Mozione di sfiducia In tre si defilano
«Non parteciperemo al voto perché riteniamo che la presentazione della mozione di sfiducia al presidente, durante il Consiglio regionale, sia un esercizio muscolare retorico utile solo a riconfermare...
«Non parteciperemo al voto perché riteniamo che la presentazione della mozione di sfiducia al presidente, durante il Consiglio regionale, sia un esercizio muscolare retorico utile solo a riconfermare posizioni già espresse e non a ottenere un risultato compiuto». Lo annunciano i consiglieri regionali Donato Di Matteo, Andrea Gerosolimo e Mario Olivieri alla vigilia della mozione di sfiducia contro Luciano D’Alfonso, firmata da Forza Italia e M5S, che oggi quindi non avrà i voti sufficienti in Consiglio regionale. «Ribadiamo la nostra posizione - proseguono i tre - ritenendo che il tema dell'incompatibilità si sarebbe dovuto superare da tempo, al momento dell'insediamento delle nuove Camere.

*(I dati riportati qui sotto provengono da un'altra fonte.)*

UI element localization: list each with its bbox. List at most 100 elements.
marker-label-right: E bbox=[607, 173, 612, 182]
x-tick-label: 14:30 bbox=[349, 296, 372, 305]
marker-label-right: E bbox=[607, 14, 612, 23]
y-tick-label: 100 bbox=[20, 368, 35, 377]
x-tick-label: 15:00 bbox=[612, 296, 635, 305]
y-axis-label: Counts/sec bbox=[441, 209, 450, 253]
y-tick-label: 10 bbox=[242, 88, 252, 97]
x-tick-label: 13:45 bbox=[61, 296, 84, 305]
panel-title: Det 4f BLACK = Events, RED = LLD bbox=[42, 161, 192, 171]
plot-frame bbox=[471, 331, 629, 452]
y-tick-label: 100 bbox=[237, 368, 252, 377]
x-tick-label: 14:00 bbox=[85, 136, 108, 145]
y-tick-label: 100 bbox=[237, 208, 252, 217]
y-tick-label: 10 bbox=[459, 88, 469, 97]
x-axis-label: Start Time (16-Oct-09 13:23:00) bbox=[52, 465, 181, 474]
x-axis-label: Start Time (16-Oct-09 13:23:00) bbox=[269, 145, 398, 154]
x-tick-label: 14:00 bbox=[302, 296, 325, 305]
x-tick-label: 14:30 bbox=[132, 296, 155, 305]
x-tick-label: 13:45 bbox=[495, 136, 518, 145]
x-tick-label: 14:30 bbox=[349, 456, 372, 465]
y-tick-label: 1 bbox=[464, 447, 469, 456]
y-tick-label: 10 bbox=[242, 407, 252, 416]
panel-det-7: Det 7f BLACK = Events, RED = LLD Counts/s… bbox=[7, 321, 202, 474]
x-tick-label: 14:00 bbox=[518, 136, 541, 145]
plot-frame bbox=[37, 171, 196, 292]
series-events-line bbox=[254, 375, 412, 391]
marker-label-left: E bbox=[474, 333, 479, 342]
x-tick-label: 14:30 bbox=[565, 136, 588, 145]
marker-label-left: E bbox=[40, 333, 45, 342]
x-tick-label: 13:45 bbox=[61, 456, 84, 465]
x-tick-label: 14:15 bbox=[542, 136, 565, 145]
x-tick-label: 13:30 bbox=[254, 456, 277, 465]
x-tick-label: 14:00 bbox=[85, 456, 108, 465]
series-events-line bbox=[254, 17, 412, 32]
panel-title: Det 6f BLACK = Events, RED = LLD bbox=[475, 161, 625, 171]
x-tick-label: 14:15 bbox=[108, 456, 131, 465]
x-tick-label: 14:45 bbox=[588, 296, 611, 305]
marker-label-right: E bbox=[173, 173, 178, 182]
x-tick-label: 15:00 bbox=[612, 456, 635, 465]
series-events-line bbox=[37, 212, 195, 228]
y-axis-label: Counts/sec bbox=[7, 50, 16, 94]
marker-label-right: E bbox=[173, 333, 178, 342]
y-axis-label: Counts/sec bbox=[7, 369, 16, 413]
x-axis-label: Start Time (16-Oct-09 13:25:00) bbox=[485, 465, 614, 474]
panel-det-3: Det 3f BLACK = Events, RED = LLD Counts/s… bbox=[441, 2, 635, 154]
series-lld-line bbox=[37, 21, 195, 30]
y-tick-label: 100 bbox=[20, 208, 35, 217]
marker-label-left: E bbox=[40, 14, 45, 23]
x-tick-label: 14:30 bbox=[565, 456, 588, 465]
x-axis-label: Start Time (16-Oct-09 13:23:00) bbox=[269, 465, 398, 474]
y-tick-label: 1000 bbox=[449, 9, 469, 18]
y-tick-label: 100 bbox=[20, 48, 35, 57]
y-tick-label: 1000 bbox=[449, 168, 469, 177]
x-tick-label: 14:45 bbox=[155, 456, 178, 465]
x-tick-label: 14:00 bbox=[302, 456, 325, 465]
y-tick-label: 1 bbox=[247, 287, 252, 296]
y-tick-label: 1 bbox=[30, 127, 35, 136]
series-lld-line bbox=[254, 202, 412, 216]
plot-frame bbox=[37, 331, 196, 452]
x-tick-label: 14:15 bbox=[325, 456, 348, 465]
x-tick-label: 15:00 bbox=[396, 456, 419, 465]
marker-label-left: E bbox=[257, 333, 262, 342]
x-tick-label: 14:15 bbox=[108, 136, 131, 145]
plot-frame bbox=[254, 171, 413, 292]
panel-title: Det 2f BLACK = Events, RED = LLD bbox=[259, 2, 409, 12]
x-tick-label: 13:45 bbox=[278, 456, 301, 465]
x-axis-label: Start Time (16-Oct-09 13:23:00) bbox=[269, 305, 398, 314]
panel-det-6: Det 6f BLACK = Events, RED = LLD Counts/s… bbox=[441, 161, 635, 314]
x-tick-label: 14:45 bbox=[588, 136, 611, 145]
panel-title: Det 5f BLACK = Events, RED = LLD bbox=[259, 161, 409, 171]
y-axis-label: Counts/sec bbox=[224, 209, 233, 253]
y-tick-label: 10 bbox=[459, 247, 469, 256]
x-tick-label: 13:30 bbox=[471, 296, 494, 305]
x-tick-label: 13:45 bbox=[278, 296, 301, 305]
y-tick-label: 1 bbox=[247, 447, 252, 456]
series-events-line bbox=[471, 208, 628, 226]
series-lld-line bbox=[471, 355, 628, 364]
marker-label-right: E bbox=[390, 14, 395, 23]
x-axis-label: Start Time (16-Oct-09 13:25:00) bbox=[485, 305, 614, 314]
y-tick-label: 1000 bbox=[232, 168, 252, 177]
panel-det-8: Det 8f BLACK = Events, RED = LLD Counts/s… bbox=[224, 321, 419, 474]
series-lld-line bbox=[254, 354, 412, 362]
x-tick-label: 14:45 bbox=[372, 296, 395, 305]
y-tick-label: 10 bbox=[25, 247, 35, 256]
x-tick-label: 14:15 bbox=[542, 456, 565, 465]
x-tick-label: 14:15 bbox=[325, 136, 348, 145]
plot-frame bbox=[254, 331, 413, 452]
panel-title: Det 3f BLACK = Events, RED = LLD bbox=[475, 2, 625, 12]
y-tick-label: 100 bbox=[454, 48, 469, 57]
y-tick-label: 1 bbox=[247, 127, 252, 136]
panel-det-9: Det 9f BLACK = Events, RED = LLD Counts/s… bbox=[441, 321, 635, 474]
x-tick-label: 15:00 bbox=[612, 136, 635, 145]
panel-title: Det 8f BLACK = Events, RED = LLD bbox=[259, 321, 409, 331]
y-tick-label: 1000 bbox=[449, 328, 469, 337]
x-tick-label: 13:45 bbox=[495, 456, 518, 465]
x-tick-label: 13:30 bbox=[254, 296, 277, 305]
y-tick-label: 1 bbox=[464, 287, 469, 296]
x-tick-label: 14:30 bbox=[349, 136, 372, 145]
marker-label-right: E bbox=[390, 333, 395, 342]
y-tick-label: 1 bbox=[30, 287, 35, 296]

L'atteggiamento etico e politico di D'Alfonso è stato un episodio negativo per la nostra compagine regionale e per l'immagine dell'istituzione stessa, elementi che hanno aumentato il disagio e la sfiducia dei cittadini abruzzesi. Riteniamo che l'evoluzione del quadro politico nazionale porterà rapidamente al superamento della questione. Siamo pronti a far valere le nostre ragioni, le nostre idee peraltro avanzate in tempi non sospetti, volte a perseguire un fine legislatura ordinato e alla definizione di un programma di alleanze per le prossime elezioni regionali. Obiettivi da noi presentati - concludono i tre - all'interno del nostro progetto di civismo».